A Handful of Beads. Today the East Gate Market is coming to life again. Most shopkeepers have no shops, only boxes and crates or an old army cot on which to display their wares. Some lay their little collections on the ground, brushing away the dust which sifts off Bell Street. They have not much to sell: a handful of amber beads, half a dozen mismated, tinted water tumblers, a tall, slender, gaily painted chalk doll. Some have rice, flour, corn, and cotton cloth. They get the food in devious ways. One said that he had his rice from a Department of Justice employee, another said his came from a South Korean soldier.

The shopkeepers sit hunched on their heels, willing to haggle, but apparently unconcerned about customers. The crowds drift past, slowly, pausing to talk and exclaim and now & then to ask a price. Their money, peeled with deliberation from well-thumbed rolls, or dredged from purses hauled from women's skirt bands, goes mostly to the shopkeepers behind the great shallow straw baskets of grain.

Only those with money get food. The shopkeepers show stony-faced callousness for the blind beggar boy, the orphan girl haltingly thrusting an empty G.I. ration can toward the grain baskets.

The Mournful Wind. All around are the ruins of a once great city: gutted buildings, jagged walls without ceilings, acres of desolation through which the mildest wind blows a mournful plaint.
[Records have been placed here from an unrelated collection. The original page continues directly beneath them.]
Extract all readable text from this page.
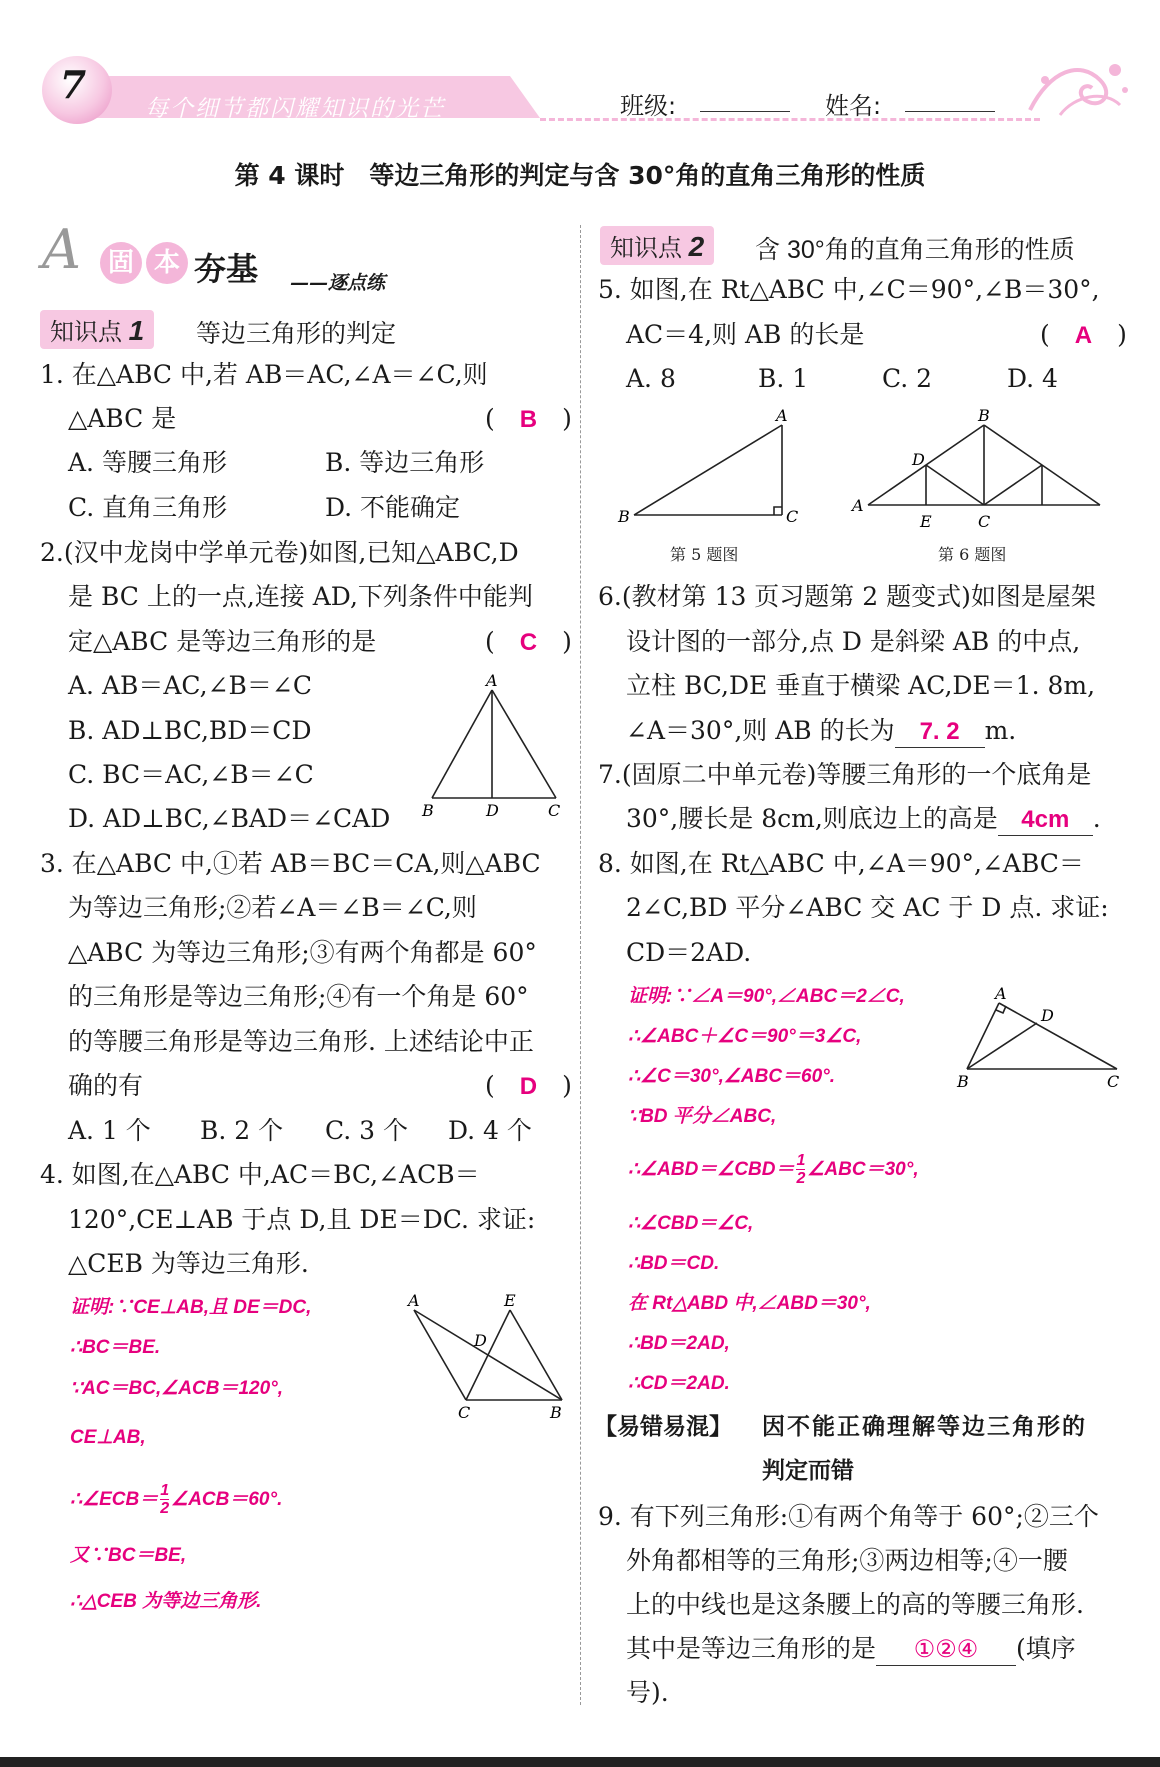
7
每个细节都闪耀知识的光芒	班级:	姓名:
第 4 课时　等边三角形的判定与含 30°角的直角三角形的性质
A	固 本 夯基 ——逐点练
知识点 1	等边三角形的判定
1. 在△ABC 中,若 AB＝AC,∠A＝∠C,则
△ABC 是	(　B　)
A. 等腰三角形	B. 等边三角形
C. 直角三角形	D. 不能确定
2.(汉中龙岗中学单元卷)如图,已知△ABC,D
是 BC 上的一点,连接 AD,下列条件中能判
定△ABC 是等边三角形的是	(　C　)
A. AB＝AC,∠B＝∠C
B. AD⊥BC,BD＝CD
C. BC＝AC,∠B＝∠C
D. AD⊥BC,∠BAD＝∠CAD
A
B	D	C
3. 在△ABC 中,①若 AB＝BC＝CA,则△ABC
为等边三角形;②若∠A＝∠B＝∠C,则
△ABC 为等边三角形;③有两个角都是 60°
的三角形是等边三角形;④有一个角是 60°
的等腰三角形是等边三角形. 上述结论中正
确的有	(　D　)
A. 1 个 B. 2 个 C. 3 个 D. 4 个
4. 如图,在△ABC 中,AC＝BC,∠ACB＝
120°,CE⊥AB 于点 D,且 DE＝DC. 求证:
△CEB 为等边三角形.
证明:∵CE⊥AB,且 DE＝DC,
∴BC＝BE.
∵AC＝BC,∠ACB＝120°,
CE⊥AB,
∴∠ECB＝ $\frac{1}{2}$ ∠ACB＝60°.
又∵BC＝BE,
∴△CEB 为等边三角形.
A	E
D
C	B
知识点 2	含 30°角的直角三角形的性质
5. 如图,在 Rt△ABC 中,∠C＝90°,∠B＝30°,
AC＝4,则 AB 的长是	(　A　)
A. 8	B. 1	C. 2	D. 4
A
B	C
第 5 题图
B
D
A
E	C
第 6 题图
6.(教材第 13 页习题第 2 题变式)如图是屋架
设计图的一部分,点 D 是斜梁 AB 的中点,
立柱 BC,DE 垂直于横梁 AC,DE＝1. 8m,
∠A＝30°,则 AB 的长为 7. 2 m.
7.(固原二中单元卷)等腰三角形的一个底角是
30°,腰长是 8cm,则底边上的高是 4cm .
8. 如图,在 Rt△ABC 中,∠A＝90°,∠ABC＝
2∠C,BD 平分∠ABC 交 AC 于 D 点. 求证:
CD＝2AD.
证明:∵∠A＝90°,∠ABC＝2∠C,
∴∠ABC＋∠C＝90°＝3∠C,
∴∠C＝30°,∠ABC＝60°.
∵BD 平分∠ABC,
∴∠ABD＝∠CBD＝ $\frac{1}{2}$ ∠ABC＝30°,
∴∠CBD＝∠C,
∴BD＝CD.
在 Rt△ABD 中,∠ABD＝30°,
∴BD＝2AD,
∴CD＝2AD.
A
D
B	C
【易错易混】 因不能正确理解等边三角形的
判定而错
9. 有下列三角形:①有两个角等于 60°;②三个
外角都相等的三角形;③两边相等;④一腰
上的中线也是这条腰上的高的等腰三角形.
其中是等边三角形的是 ①②④ (填序
号).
Through the ruins to the East Gate Market come those who try to sell their few belongings to buy food. So, one day this week, came a stooped old man with dull eyes and a wispy beard, dressed in a soiled grey robe and a bedraggled Panama hat. Under his arm he carried a thick, paper-covered Bible, in Korean characters. He asked 3,000 won (50-c- at Army exchange rates) for the Bible. "I have had that Bible for ten years. I don't want to sell it," he said, "but I must sell. I am hungry."